Bitcoin mining giant Riot Platforms has reportedly sold 500 BTC, worth approximately $34.13 million, in a transaction dated around April 1, 2026. The sale is part of a strategic capital reallocation to fund the company's expansion into artificial intelligence (AI) and high-performance computing (HPC) infrastructure at its Corsicana, Texas facility.
This transaction marks a continuation of a significant sell-off trend, with Riot having sold nearly 4,318 BTC since December 2025 to preserve liquidity and support its infrastructure build-out. The Corsicana site is a central component of this pivot, with a target of dedicating 600 megawatts to AI workloads by 2027. This shift reflects a broader industry trend where listed Bitcoin miners are selling portions of their reserves to fund expansion into capital-intensive businesses like AI computing and data center operations.

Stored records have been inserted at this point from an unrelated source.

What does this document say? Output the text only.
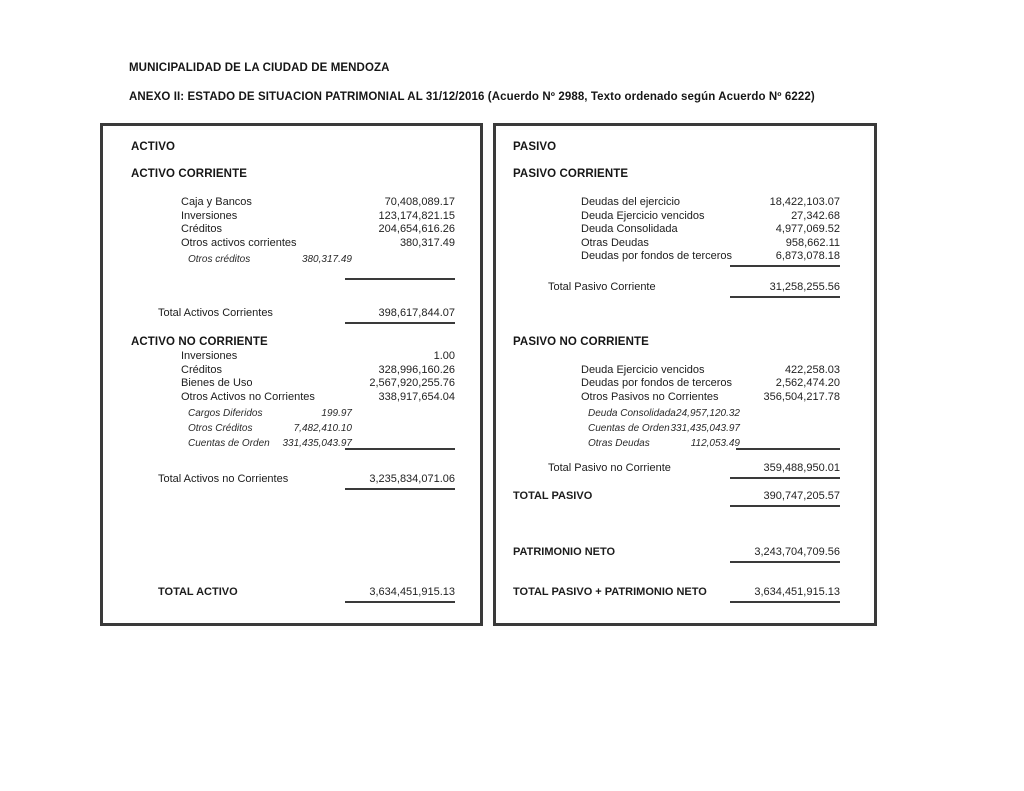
MUNICIPALIDAD DE LA CIUDAD DE MENDOZA
ANEXO II: ESTADO DE SITUACION PATRIMONIAL AL 31/12/2016 (Acuerdo Nº 2988, Texto ordenado según Acuerdo Nº 6222)
ACTIVO
ACTIVO CORRIENTE
Caja y Bancos	70,408,089.17
Inversiones	123,174,821.15
Créditos	204,654,616.26
Otros activos corrientes	380,317.49
Otros créditos	380,317.49
Total Activos Corrientes	398,617,844.07
ACTIVO NO CORRIENTE
Inversiones	1.00
Créditos	328,996,160.26
Bienes de Uso	2,567,920,255.76
Otros Activos no Corrientes	338,917,654.04
Cargos Diferidos	199.97
Otros Créditos	7,482,410.10
Cuentas de Orden	331,435,043.97
Total Activos no Corrientes	3,235,834,071.06
TOTAL ACTIVO	3,634,451,915.13
PASIVO
PASIVO CORRIENTE
Deudas del ejercicio	18,422,103.07
Deuda Ejercicio vencidos	27,342.68
Deuda Consolidada	4,977,069.52
Otras Deudas	958,662.11
Deudas por fondos de terceros	6,873,078.18
Total Pasivo Corriente	31,258,255.56
PASIVO NO CORRIENTE
Deuda Ejercicio vencidos	422,258.03
Deudas por fondos de terceros	2,562,474.20
Otros Pasivos no Corrientes	356,504,217.78
Deuda Consolidada 24,957,120.32
Cuentas de Orden 331,435,043.97
Otras Deudas	112,053.49
Total Pasivo no Corriente	359,488,950.01
TOTAL PASIVO	390,747,205.57
PATRIMONIO NETO	3,243,704,709.56
TOTAL PASIVO + PATRIMONIO NETO	3,634,451,915.13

The operational backdrop remains challenging. Reports indicate Riot's average cost to mine one Bitcoin, including depreciation, is about $89,000, putting pressure on margins. Following recent liquidations, Riot's Bitcoin holdings are estimated to be between 17,000 to 18,000 BTC, down from higher levels in late 2025. This represents a strategic departure from the previous cycle's reserve-building strategy, with cash generation now taking priority to fund new business models.
Market estimates suggest AI and HPC could account for up to 70% of miners' revenue by the end of 2026 for early movers into the segment. Riot's sale occurred amid broader market scrutiny, with CryptoQuant data showing apparent Bitcoin demand was negative by about 63,000 coins at the end of March. Reports also indicated a shift from buying to selling among large holders (wallets with 1,000 to 10,000 BTC) and a persistently negative Coinbase Premium, signaling weaker U.S. institutional buying.
Despite the balance sheet changes, consensus forecasts project Riot's 2026 revenue at about $757 million, with its next earnings report expected around April 30 to provide further details on liquidity and capital deployment.